Fall at If I Can’t Dance
Dear reader,
Fall has arrived, and as promised in our previous letter, we are getting back to you with more details on the upcoming events in our Edition IX – Bodies and Technologies programme. Writing the words ‘bodies and technologies’ at this moment is shaking us to the core. For the last two years, we have been exploring with our artists and researchers the multiple entanglements of the two, but in the last weeks they have come to take on connotations – no, actualisations – that we could have never imagined.
In offering our new home we also, obliquely, announce that we’ve moved. Since the end of October, we are settling into our long desired and awaited studio space, which situates us within the WG community in Amsterdam’s Oud West neighbourhood. We are incredibly thankful to the community of people here. From the 1980s on, they have been putting in the work to ensure that the former hospital buildings of the WG remain affordable studios and houses for cultural practitioners. We are filled with gratitude to them for choosing us as their new resident. Slowly, we are discovering our new studio space and are, with growing excitement, dreaming of the various events in the offing.

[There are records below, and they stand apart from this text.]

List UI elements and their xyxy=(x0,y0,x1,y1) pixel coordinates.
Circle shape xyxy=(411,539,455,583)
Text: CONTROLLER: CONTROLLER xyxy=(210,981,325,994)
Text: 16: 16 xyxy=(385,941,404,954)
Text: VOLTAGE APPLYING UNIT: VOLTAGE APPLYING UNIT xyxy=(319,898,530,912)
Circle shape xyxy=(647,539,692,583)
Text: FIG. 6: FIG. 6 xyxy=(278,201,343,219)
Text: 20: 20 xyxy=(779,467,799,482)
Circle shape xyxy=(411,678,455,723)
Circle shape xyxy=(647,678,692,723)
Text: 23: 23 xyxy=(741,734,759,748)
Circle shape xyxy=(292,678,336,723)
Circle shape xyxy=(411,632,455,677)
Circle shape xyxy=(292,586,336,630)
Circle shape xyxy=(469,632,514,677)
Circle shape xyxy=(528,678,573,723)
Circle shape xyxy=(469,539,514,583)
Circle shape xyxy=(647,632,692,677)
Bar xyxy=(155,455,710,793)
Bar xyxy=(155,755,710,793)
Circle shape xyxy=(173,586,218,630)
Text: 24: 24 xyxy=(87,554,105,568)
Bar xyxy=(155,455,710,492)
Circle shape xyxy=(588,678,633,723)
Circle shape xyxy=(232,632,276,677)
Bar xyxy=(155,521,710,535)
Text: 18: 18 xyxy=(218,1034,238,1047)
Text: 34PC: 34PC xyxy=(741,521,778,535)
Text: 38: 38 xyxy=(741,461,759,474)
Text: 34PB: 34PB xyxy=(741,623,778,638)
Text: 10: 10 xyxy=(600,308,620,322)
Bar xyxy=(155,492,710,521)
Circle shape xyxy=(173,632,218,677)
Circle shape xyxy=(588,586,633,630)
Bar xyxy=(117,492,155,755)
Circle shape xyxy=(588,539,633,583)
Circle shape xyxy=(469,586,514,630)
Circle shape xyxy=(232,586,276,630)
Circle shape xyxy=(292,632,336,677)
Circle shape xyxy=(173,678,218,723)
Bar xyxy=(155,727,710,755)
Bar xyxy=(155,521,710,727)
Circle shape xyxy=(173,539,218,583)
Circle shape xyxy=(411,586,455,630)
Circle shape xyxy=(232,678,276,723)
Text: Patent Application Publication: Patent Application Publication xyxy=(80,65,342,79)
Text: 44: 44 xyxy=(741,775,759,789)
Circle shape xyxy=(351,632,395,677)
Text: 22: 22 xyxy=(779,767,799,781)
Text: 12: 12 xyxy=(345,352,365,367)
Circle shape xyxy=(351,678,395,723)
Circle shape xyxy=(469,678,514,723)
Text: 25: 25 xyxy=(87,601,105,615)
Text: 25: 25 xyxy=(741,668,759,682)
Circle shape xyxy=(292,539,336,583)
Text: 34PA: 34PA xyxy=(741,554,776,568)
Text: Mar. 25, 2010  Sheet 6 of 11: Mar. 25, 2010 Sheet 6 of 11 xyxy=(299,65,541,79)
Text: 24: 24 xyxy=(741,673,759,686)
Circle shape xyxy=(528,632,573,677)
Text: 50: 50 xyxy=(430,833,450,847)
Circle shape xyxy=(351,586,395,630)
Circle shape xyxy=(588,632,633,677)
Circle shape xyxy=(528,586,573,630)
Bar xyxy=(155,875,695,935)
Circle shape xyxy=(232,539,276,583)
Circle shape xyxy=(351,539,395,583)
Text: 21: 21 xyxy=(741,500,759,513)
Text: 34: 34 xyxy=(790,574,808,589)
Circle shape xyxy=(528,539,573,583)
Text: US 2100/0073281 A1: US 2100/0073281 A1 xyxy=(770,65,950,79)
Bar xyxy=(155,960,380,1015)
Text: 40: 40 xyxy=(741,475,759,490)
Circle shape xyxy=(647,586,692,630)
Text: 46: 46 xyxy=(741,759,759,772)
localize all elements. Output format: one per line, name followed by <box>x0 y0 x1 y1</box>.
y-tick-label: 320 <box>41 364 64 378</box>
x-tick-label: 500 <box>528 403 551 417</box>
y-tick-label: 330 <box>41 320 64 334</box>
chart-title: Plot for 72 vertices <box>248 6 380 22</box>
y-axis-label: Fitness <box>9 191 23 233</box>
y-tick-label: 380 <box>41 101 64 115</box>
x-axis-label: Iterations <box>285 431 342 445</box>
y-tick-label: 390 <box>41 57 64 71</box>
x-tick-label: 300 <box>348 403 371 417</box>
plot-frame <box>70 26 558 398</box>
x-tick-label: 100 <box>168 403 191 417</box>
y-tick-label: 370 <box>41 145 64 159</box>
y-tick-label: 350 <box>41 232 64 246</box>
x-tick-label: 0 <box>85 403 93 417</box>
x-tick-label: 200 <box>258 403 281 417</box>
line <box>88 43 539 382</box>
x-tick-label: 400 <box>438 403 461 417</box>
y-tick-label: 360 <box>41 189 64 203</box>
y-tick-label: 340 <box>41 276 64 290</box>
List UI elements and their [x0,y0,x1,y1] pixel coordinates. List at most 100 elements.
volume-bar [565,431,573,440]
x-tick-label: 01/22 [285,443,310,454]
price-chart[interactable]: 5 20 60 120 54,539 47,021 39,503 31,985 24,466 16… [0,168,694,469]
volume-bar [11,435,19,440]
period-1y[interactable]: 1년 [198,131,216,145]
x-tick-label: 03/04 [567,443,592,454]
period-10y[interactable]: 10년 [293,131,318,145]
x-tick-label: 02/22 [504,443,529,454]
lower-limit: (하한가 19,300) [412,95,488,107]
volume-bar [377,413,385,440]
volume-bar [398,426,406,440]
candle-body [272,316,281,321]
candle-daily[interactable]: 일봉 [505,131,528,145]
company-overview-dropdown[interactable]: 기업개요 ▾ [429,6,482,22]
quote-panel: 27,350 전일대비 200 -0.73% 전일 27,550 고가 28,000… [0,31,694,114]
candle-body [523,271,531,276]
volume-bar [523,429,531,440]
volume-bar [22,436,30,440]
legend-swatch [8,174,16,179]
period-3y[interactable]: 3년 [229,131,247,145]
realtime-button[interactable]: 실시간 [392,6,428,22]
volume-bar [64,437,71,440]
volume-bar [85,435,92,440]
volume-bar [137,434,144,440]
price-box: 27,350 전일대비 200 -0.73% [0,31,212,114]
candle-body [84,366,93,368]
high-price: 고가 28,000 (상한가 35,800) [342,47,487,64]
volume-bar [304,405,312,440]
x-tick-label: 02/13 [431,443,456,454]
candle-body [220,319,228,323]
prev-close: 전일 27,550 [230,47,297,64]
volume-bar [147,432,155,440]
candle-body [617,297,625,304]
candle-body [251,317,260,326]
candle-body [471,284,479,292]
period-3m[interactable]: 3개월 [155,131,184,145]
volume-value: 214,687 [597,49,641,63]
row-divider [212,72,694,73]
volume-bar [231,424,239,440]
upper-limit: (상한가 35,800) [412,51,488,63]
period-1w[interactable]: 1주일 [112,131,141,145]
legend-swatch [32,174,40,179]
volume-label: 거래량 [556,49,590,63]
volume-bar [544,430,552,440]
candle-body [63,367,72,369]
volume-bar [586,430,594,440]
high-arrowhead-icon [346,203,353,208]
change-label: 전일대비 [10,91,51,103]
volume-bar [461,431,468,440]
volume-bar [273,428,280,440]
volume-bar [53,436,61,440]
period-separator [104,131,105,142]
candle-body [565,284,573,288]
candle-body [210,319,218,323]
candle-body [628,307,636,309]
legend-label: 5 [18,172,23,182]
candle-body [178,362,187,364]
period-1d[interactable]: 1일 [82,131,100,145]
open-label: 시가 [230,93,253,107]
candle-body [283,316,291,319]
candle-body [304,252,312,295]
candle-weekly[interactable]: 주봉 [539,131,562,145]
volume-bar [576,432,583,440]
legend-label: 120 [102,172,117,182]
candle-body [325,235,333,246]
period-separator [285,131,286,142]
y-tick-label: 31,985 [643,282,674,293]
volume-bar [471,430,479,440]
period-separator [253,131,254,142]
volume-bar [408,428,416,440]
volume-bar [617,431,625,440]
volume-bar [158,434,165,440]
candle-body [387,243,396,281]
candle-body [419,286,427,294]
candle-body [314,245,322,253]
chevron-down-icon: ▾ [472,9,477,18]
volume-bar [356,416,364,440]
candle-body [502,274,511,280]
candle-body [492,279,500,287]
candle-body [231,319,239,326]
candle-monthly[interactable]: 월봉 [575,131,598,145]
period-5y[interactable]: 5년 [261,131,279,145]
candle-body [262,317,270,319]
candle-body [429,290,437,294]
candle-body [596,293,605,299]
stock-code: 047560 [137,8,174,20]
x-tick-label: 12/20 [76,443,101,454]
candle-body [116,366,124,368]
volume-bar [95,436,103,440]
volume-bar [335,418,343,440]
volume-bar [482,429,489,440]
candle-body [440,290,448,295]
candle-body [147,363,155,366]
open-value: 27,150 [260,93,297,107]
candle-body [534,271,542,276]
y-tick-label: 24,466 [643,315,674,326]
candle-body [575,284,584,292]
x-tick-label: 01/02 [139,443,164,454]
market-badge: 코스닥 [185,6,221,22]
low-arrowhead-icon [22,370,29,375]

First, a big thank you for joining us in such large numbers at the finale events so far in September and October: the conversation with Tina Campt and Rolando Vázquez convened by Devika Chotoe at SHEBANG, Amsterdam; performances conceived by Constantina Zavitsanos and realised at Splendor, Amsterdam in collaboration with Angelo Custódio and Pedro Matias, S*an D. Henry-Smith and Geo Wyex; and the opening of Samia Henni’s exhibition at Framer Framed, Amsterdam. Looking ahead, we enthusiastically share details for our events coming up this November and December:
— 26 November: A Lecture-Performance by Samia Henni in the context of her exhibition Performing Colonial Toxicity at Framer Framed
— 7 December: Opening of the Black Speaks Back ZWARTE IBIS installation at CBK Zuidoost, Amsterdam
— 10 December: Opening of Grant Watson’s How We Behave exhibition at the IHLIA LGTBI Heritage (OBA Oosterdok), displaying Watson’s ‘archive of radical practice’: ten years of feminist, gay and queer life interviews from San Francisco to São Paulo, Utrecht to Delhi, Athens to Amsterdam
— 15 December: Reading performance from Watson’s How We Behave archive of interviews at If I Can’t Dance, Amsterdam, with new fragments enacted by interviewees and members of our Amsterdam communities – this event marks the first public gathering in our new studio space – all are very welcome!
We’ll be back just before the winter break with some more updates on what you can anticipate in the coming year.
In closing we would like to share some links to aid organisations to help in Palestine. If you are able to consider a donation, we would like to recommend three funds. One is MAP – Medical Aid for Palestinians, for immediate medical supplies and assistance on the ground, the second is ELSC (European Legal Support Center), which provides free legal advice and assistance to associations, human rights NGOs, groups and individuals advocating for Palestinian rights in mainland Europe and the United Kingdom, and the third is the Palestinian Social Fund, which supports cooperative farms in Palestine through grass roots efforts.